Our team reviewed the data and collaborated with several teams of journalists and data scientists from Careset Systems and COVID Exit Strategy, among others, to prepare a community FAQ about the facility-level capacity data. In addition to describing the data in detail and providing links to potential outside resources (such as census data and hospital cost data from the Centers for Medicare and Medicaid Services), we addressed the questions users of these data may have. We have also created a first-of-its-kind interactive dashboard to visualize hospital capacity at the county-level for the entire U.S.

Hospital Covid-19 dashboard
Courtesy University of Minnesota

This data release makes it possible to examine whether metro and nonmetro areas are experiencing Covid-19 hospitalizations and capacity in different ways, and whether certain counties and cities are particularly strained even though the larger state or metro area may not be.

The surge in new Covid-19 hospitalizations has been particularly higher in metro communities. During the week of Nov. 27 (the last week with complete data available), the hospitalization rate in metro areas was five times higher, at 0.99 new hospitalizations per 100,000 people, than in nonmetro areas, which has 0.2 per 100,000 people.

During that week, nonmetro and metro counties had, on average, slightly more than 200 staffed beds per 100,000 people. However, nonmetro counties had about half the capacity of staffed ICU beds, 12 per 100,000 people, compared to 23 staffed ICU beds per 100,000 people in metro counties.

During the month of November, occupancy of hospital beds and ICU beds for all patients, including those without Covid-19, were relatively stable, with an average of 67% and 78% respectively in metro counties, and 54% and 79% respectively in nonmetro counties.

During the same period, the percentage of hospital beds and ICU beds occupied by Covid-19 patients increased across counties and states. The average hospital in nonmetro areas, however, experienced a substantially larger percentage Covid-19 patients occupying its hospital beds and ICU beds.

Limited access to hospital beds in nonmetro raises important concerns about how to address this resource shortage. In earlier work, our team showed that Covid-19 occupancy in a hospital on a given day, particularly occupancy of ICU beds, is significantly associated with increased mortality in the next seven days.

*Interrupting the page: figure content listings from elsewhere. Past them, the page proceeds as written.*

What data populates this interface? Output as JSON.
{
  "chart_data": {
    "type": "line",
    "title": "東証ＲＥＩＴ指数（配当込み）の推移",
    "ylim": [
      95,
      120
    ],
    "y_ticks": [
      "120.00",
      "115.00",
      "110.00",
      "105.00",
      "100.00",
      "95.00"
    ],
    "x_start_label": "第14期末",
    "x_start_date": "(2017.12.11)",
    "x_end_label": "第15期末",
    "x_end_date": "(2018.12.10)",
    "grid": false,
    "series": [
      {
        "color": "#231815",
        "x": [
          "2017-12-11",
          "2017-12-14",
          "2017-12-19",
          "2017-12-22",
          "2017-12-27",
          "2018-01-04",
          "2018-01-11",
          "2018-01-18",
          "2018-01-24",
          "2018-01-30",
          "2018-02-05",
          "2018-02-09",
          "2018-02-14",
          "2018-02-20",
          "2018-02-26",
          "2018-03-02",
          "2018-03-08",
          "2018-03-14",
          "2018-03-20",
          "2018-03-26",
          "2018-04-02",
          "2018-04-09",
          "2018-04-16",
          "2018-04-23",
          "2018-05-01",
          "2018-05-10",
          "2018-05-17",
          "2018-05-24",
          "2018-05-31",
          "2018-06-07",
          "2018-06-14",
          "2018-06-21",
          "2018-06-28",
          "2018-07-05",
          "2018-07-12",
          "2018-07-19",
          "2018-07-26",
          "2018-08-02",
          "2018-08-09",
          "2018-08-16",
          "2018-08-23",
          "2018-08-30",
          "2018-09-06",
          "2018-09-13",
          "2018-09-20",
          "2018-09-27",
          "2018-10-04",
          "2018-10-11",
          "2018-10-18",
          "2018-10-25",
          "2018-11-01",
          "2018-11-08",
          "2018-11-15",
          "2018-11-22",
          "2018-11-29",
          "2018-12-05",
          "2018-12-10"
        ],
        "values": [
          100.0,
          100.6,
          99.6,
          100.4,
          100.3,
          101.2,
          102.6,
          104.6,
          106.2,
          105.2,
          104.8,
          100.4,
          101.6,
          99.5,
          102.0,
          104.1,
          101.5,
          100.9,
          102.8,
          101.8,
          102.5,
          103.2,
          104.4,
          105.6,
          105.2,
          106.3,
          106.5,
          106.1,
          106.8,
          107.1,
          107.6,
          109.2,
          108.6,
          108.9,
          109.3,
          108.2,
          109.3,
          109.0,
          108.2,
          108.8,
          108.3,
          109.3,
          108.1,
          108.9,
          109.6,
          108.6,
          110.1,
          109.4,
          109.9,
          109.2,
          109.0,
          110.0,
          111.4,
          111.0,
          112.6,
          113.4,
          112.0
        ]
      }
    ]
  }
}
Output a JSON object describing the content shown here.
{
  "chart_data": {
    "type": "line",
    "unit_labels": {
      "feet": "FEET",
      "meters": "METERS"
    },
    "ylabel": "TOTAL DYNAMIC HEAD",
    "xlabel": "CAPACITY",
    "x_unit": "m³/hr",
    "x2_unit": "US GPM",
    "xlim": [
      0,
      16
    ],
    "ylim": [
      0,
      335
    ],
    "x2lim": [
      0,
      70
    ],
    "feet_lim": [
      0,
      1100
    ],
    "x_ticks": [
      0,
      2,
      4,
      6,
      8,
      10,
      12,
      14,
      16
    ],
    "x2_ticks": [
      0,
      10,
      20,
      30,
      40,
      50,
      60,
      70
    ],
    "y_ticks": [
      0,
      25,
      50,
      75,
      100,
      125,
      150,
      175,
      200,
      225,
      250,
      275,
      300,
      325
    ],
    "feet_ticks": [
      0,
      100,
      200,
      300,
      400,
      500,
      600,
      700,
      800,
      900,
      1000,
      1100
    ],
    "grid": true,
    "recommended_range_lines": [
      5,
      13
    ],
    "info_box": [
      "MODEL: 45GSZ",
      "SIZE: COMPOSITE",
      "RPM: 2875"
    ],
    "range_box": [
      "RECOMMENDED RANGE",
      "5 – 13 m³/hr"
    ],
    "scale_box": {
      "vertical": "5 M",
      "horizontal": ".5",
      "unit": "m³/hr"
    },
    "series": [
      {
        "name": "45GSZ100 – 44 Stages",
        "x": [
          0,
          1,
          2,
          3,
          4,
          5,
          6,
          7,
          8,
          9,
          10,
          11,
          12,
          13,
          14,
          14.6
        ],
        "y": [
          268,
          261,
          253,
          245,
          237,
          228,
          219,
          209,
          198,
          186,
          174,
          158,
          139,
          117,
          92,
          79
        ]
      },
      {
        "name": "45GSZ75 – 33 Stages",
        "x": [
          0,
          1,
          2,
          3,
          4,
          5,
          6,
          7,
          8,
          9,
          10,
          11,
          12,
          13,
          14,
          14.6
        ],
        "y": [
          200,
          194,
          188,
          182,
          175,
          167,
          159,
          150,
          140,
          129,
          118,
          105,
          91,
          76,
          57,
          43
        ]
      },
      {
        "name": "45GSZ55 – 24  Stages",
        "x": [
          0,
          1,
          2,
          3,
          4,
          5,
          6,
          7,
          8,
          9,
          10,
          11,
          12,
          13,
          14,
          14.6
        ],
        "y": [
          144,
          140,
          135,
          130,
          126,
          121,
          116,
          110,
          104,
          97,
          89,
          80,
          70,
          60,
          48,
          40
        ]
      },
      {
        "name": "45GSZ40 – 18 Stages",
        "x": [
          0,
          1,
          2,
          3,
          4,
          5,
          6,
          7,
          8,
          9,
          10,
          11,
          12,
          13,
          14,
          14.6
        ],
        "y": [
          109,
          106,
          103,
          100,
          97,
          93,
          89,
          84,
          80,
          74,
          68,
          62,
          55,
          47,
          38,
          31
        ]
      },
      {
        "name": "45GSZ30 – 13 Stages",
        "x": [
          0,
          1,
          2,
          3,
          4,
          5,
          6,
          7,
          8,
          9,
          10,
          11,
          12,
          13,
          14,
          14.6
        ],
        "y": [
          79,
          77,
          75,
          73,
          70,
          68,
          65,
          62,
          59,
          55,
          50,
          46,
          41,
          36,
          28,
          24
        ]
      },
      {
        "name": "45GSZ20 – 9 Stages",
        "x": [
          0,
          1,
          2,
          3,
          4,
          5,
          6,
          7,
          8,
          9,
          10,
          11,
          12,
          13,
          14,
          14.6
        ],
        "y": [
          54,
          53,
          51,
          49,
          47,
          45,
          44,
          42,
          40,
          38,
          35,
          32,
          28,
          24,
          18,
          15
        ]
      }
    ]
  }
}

Unfortunately, infrastructure constraints make it difficult to add ICU beds. And while transferring patients from non-metro hospitals to hospitals in nearby metro areas may have been an option earlier, surge-related capacity constraints in metro-area hospitals may make such transfers more difficult.

These data reveal an important distinction between the average occupancy rate of hospitals within a geographic area (a city, metro area, or state) and the overall occupancy rate overall in that geographic area. The latter compares the aggregated number of Covid-19 hospitalizations across the geographic region to the aggregated number of beds. It’s a useful metric, but it may mask widely different experiences of individual hospitals. On average, a state may look stable in terms of beds occupied by Covid-19 patients — there could be many hospitals with relatively few Covid-19 patients — while several hospitals, or a particular city or county, may be close to or exceeding capacity.

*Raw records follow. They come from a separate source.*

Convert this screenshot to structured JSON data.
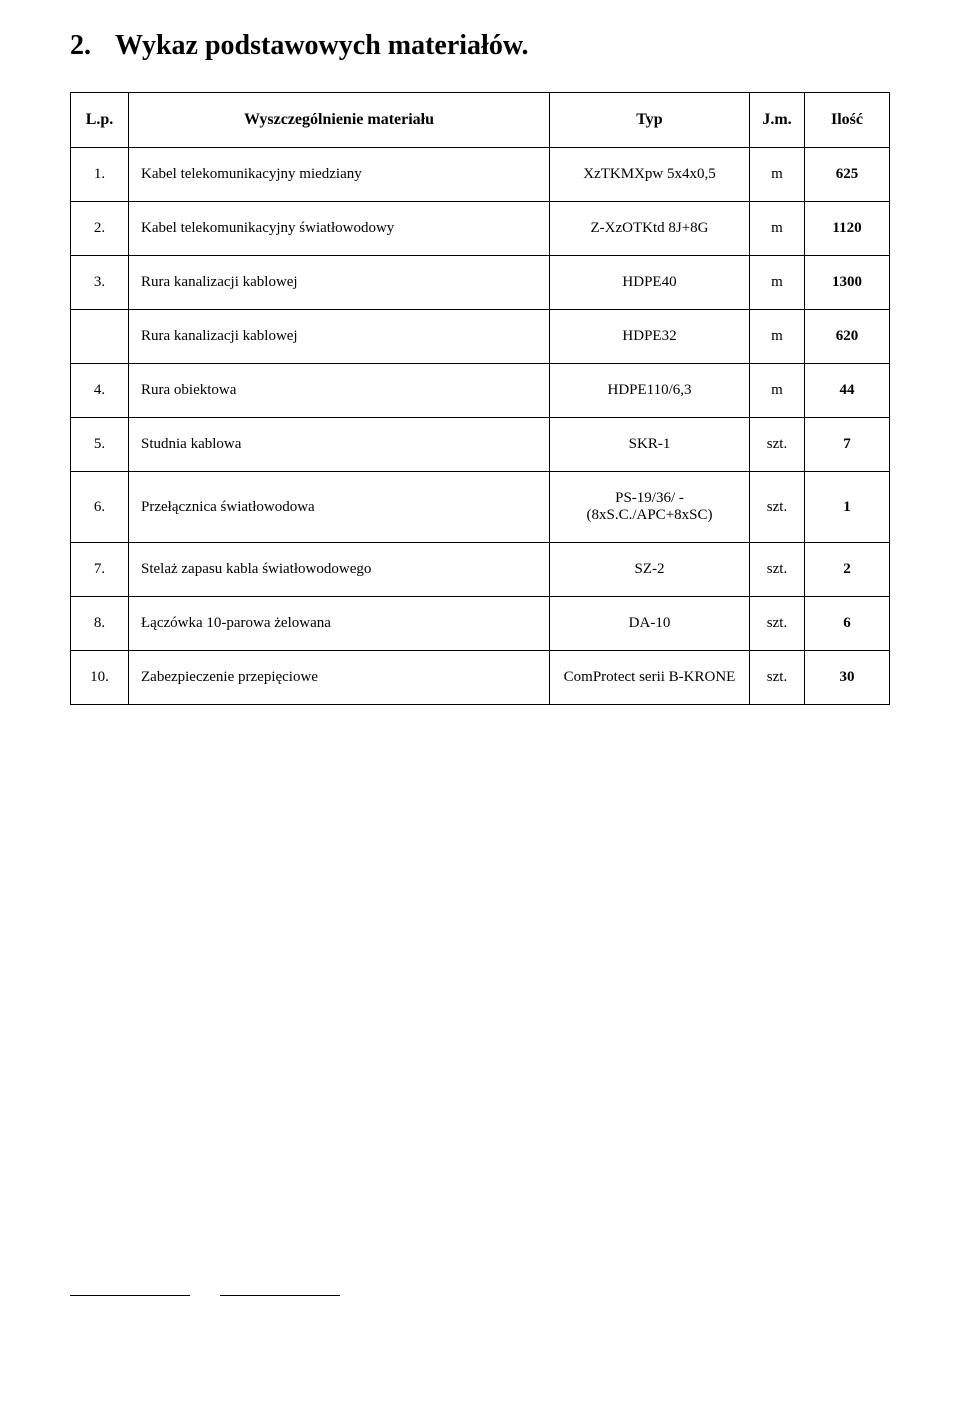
{
  "heading": {
    "number": "2.",
    "title": "Wykaz podstawowych materiałów."
  },
  "table": {
    "headers": {
      "lp": "L.p.",
      "desc": "Wyszczególnienie materiału",
      "type": "Typ",
      "unit": "J.m.",
      "qty": "Ilość"
    },
    "rows": [
      {
        "lp": "1.",
        "desc": "Kabel telekomunikacyjny miedziany",
        "type": "XzTKMXpw 5x4x0,5",
        "unit": "m",
        "qty": "625"
      },
      {
        "lp": "2.",
        "desc": "Kabel telekomunikacyjny światłowodowy",
        "type": "Z-XzOTKtd 8J+8G",
        "unit": "m",
        "qty": "1120"
      },
      {
        "lp": "3.",
        "desc": "Rura kanalizacji kablowej",
        "type": "HDPE40",
        "unit": "m",
        "qty": "1300"
      },
      {
        "lp": "",
        "desc": "Rura kanalizacji kablowej",
        "type": "HDPE32",
        "unit": "m",
        "qty": "620"
      },
      {
        "lp": "4.",
        "desc": "Rura obiektowa",
        "type": "HDPE110/6,3",
        "unit": "m",
        "qty": "44"
      },
      {
        "lp": "5.",
        "desc": "Studnia kablowa",
        "type": "SKR-1",
        "unit": "szt.",
        "qty": "7"
      },
      {
        "lp": "6.",
        "desc": "Przełącznica światłowodowa",
        "type": "PS-19/36/ - (8xS.C./APC+8xSC)",
        "unit": "szt.",
        "qty": "1"
      },
      {
        "lp": "7.",
        "desc": "Stelaż zapasu kabla światłowodowego",
        "type": "SZ-2",
        "unit": "szt.",
        "qty": "2"
      },
      {
        "lp": "8.",
        "desc": "Łączówka 10-parowa żelowana",
        "type": "DA-10",
        "unit": "szt.",
        "qty": "6"
      },
      {
        "lp": "10.",
        "desc": "Zabezpieczenie przepięciowe",
        "type": "ComProtect serii B-KRONE",
        "unit": "szt.",
        "qty": "30"
      }
    ]
  }
}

In Minnesota, for example, as I write this the number of Covid-19 patients is 1,885, and the number of staffed hospital beds is 9,812, suggesting that only 19.2% of beds are filled. However, a deeper dive into Minnesota counties suggests that hospitals in Stearns County had a 66% Covid-19 occupancy while Morrison County had a much lower occupancy at 9%.

The new data release from HHS can identify individual facilities, cities, and regions as hot zones and make it possible to implement strategic plans to target resources accordingly across the nations’ hospital system.

Pinar Karaca-Mandic is a professor of health care risk management, academic director of the Medical Industry Leadership Institute, and a project director for the Carlson School of Management’s Covid-19 Hospitalization Tracking Project, all at the University of Minnesota. Zachary Levin, Yi Zhu, Khoa Vu, Kimberly Choyke, Archelle Georgiou, and Soumya Sen contributed valuable work to the tracking project.